The Restoration Revolutionary
by Sara Tekula
On first impression, Dr. Art Medeiros—the visionary behind the popular “Auwahi” native habitat restoration project and technical advisor of the Leeward Haleakala Watershed Restoration Partnership—appears to be extremely shy, even hermit-like. He speaks softly, prefers alone-time in the forest (which he refers to as his “church”) and is a self-proclaimed “nerd.”
The fact that this is the same man who has led over 2,800 volunteers in carefully replanting more than 180 acres of native forest is enough to make you reconsider your first impression. He’s no shrinking violet. To the contrary, Medeiros is widely known as the fearless leader of a revolution in restoration. Mention his name and you’ll hear words like “inspiration” and “rare gem.”

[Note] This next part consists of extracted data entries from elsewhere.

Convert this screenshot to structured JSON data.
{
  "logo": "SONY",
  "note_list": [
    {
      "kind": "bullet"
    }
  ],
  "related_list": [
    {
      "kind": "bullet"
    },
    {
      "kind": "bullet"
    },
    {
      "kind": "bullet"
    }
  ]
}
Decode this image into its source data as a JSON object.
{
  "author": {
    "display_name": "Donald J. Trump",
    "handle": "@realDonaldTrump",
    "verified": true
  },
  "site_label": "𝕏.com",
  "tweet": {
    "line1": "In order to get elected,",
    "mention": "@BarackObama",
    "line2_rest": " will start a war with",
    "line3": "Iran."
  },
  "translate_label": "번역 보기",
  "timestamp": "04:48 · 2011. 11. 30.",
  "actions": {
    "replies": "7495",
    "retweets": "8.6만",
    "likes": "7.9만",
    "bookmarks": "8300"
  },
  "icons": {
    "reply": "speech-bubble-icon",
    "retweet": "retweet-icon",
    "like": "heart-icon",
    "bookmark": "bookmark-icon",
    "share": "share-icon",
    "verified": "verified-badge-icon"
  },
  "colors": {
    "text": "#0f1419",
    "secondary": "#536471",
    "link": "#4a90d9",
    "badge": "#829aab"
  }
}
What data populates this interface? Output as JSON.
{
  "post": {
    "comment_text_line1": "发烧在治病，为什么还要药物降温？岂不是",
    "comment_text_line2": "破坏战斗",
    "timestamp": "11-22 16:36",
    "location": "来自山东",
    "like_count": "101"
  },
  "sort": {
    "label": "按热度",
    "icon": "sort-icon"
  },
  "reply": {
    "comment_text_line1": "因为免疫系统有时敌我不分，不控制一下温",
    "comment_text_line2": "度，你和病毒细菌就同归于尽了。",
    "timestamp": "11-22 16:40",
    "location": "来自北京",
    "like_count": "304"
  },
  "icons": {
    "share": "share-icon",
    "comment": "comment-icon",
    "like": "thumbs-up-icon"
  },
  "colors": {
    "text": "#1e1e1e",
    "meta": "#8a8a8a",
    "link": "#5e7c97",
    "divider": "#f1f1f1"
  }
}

As a young man on Oahu, Art cultivated a love of plants and animals. When he started to focus on Hawaii’s native species, his true mission began. “As I learned the Hawaiian plants, I quickly learned that all Hawaiian plants are in trouble,” he recalls. Eventually his botany research brought him to Maui’s leeward side, where only 10 percent of the native habitat remains intact after massive deforestation wiped out rare, endemic flora and the introduction of hoofed animals kept them from returning.
He’s been working there ever since.
Inside what is known as Auwahi I, II, and III—sections of devastated land that are being rescued inside “exclosure” fences on Leeward Haleakala’s Ulupalakua Ranch—Art’s dream is slowly coming true. Over the past 10 years, Medeiros and his loyal crew have made 173 volunteer trips to Auwahi and have planted 82,323 native trees and plants. Amazingly, the fruits of their collective restoration work can be seen from outer space via Google Earth.
Even with such wild success, Medeiros remains humble, giving credit to his many kumu, staff and supporters.
“I once admitted to having some good ideas,” he says. “But good ideas don’t go anywhere without land owners like the Erdman Family [who own Ulupalakua Ranch], funders and all of our volunteers.”